Когда я спросил Джейка, почему он записался в армию, он пожал плечами и ответил:
— Там бесплатная жратва. А мужчине надо есть.
Ей-богу, это была самая лучшая причина среди всех прочих.
С Джейком Фрейволдом меня подружил пинок в задницу. В третьем классе учительница миссис Тоун предложила нам сочинить стихи о любимом времени года. Я выбрал осень, отчасти потому, что мне нравился холодный, прозрачный осенний воздух, но скорее, это первым пришло в голову, а долго раздумывать было лень.
Когда наступило мое время декламировать, я вышел к доске и начал:
Не успел я прочесть третью строчку, как меня перебил голос из коридора, донесшийся через открытую дверь класса:
— Дурак, это не в рифму.
Пацан был выше меня минимум на фут, а тяжелые надбровные дуги — настоящий валик из кости и плоти — придавали ему сходство с мрачным пещерным человеком эпохи неолита. Но свою фразу он сказал так просто, что я сначала принял ее за шутку и продолжил:
— А гуляя по лугам…
— Вообще не в рифму. Такому чтецу пинок под задницу.
Он пошел дальше по коридору. Учительница тяжело вздохнула.
— Продолжай, — велела она. — Заканчивай стих и садись.
Через три часа Джейк поймал меня у школы за велосипедной стойкой и начал всерьез отвешивать пинки под задницу. Пропустив несколько ударов, я, сознаюсь без всякой гордости, пнул обидчика в пах, но это его только раззадорило.
Нас растащили за воротники и поволокли в кабинет директора, где усадили в ожидании наказания. Через некоторое время нам надоело ждать, мы извлекли из карманов трубочки и принялись обстреливать жеваной бумагой школьных секретарш, выбирая обладательниц пышных причесок. Вскоре мы уже хохотали, радуясь, что оказались просто два сапога пара. Когда у директора дошли до нас руки, мы уже были лучшими друзьями на всю жизнь.
Я часто думаю: «Вот не пройди Джейк мимо моего класса в тот день или окажись дверь закрытой, а рифма получше, я не сидел бы сейчас здесь, а Джейк не был бы там, где он есть». Но все произошло так, а не иначе, и наши судьбы с того мига теснейшим образом переплелись — с начала и до конца.
Мама с папой закатили прощальную вечеринку накануне того дня, когда мне надлежало явиться в лагерь Пендлтон для прохождения основного курса боевой подготовки. Сабантуй получился хоть в Книгу Гиннесса, и не столько от серпантина, конфетти и дурацких бумажных шляп, сколько из-за количества девчонок, желавших со мной переспать, прежде чем я уеду бить врага. В моем близком перевоплощении из шпаков в вояки было нечто, заставлявшее девичьи сердца трепетать, а груди — розоветь.
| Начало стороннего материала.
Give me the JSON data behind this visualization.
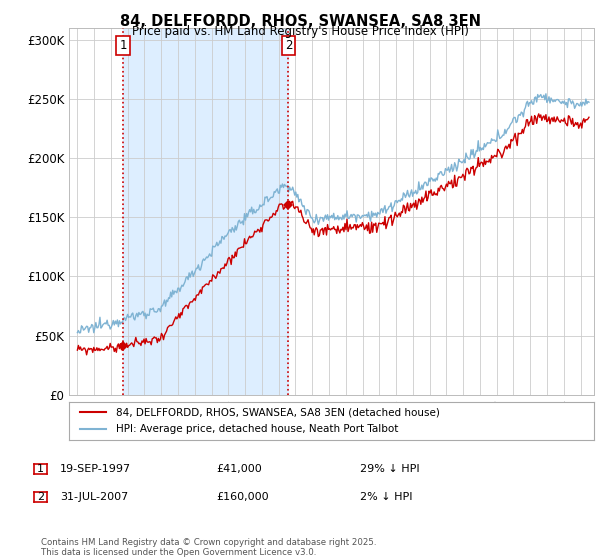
{
  "title1": "84, DELFFORDD, RHOS, SWANSEA, SA8 3EN",
  "title2": "Price paid vs. HM Land Registry's House Price Index (HPI)",
  "ytick_labels": [
    "£0",
    "£50K",
    "£100K",
    "£150K",
    "£200K",
    "£250K",
    "£300K"
  ],
  "yticks": [
    0,
    50000,
    100000,
    150000,
    200000,
    250000,
    300000
  ],
  "ylim": [
    0,
    310000
  ],
  "xlim_min": 1994.5,
  "xlim_max": 2025.8,
  "legend_line1": "84, DELFFORDD, RHOS, SWANSEA, SA8 3EN (detached house)",
  "legend_line2": "HPI: Average price, detached house, Neath Port Talbot",
  "sale1_date": "19-SEP-1997",
  "sale1_price_str": "£41,000",
  "sale1_hpi": "29% ↓ HPI",
  "sale2_date": "31-JUL-2007",
  "sale2_price_str": "£160,000",
  "sale2_hpi": "2% ↓ HPI",
  "footnote": "Contains HM Land Registry data © Crown copyright and database right 2025.\nThis data is licensed under the Open Government Licence v3.0.",
  "red_color": "#cc0000",
  "blue_color": "#7fb3d3",
  "shade_color": "#ddeeff",
  "grid_color": "#cccccc",
  "bg_color": "#ffffff",
  "sale1_x": 1997.72,
  "sale1_y": 41000,
  "sale2_x": 2007.58,
  "sale2_y": 160000
}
Специально я хвост не распускал, но и отказываться, как вы понимаете, не отказывался.
В разгар вечеринки папа произнес тост, как раз когда мы с Шэрон Косгроув вышли из гостевой спальни.
— За моего сына, — сказал он, вознеся к потолку руку с бокалом спрайта с капелькой водки, — который узнает, что значит быть мужчиной. — Я выдавил улыбку, с ужасом заметив, что пуговицы на платье Шэрон застегнуты не на те петли — оплошность, допущенная в спешке моими неверными пальцами. Гости разразились приветственными криками, и папа продолжил: — И да постоит он бесстрашно за свою отчизну, и стяжает славу себе и своей семье, и да избавит нас от происков зла. — Напитки были дружно вылиты в глотки и проглочены, а бокалы с грохотом поставлены на каминную полку. Пьяного папу всегда заносило в патетику.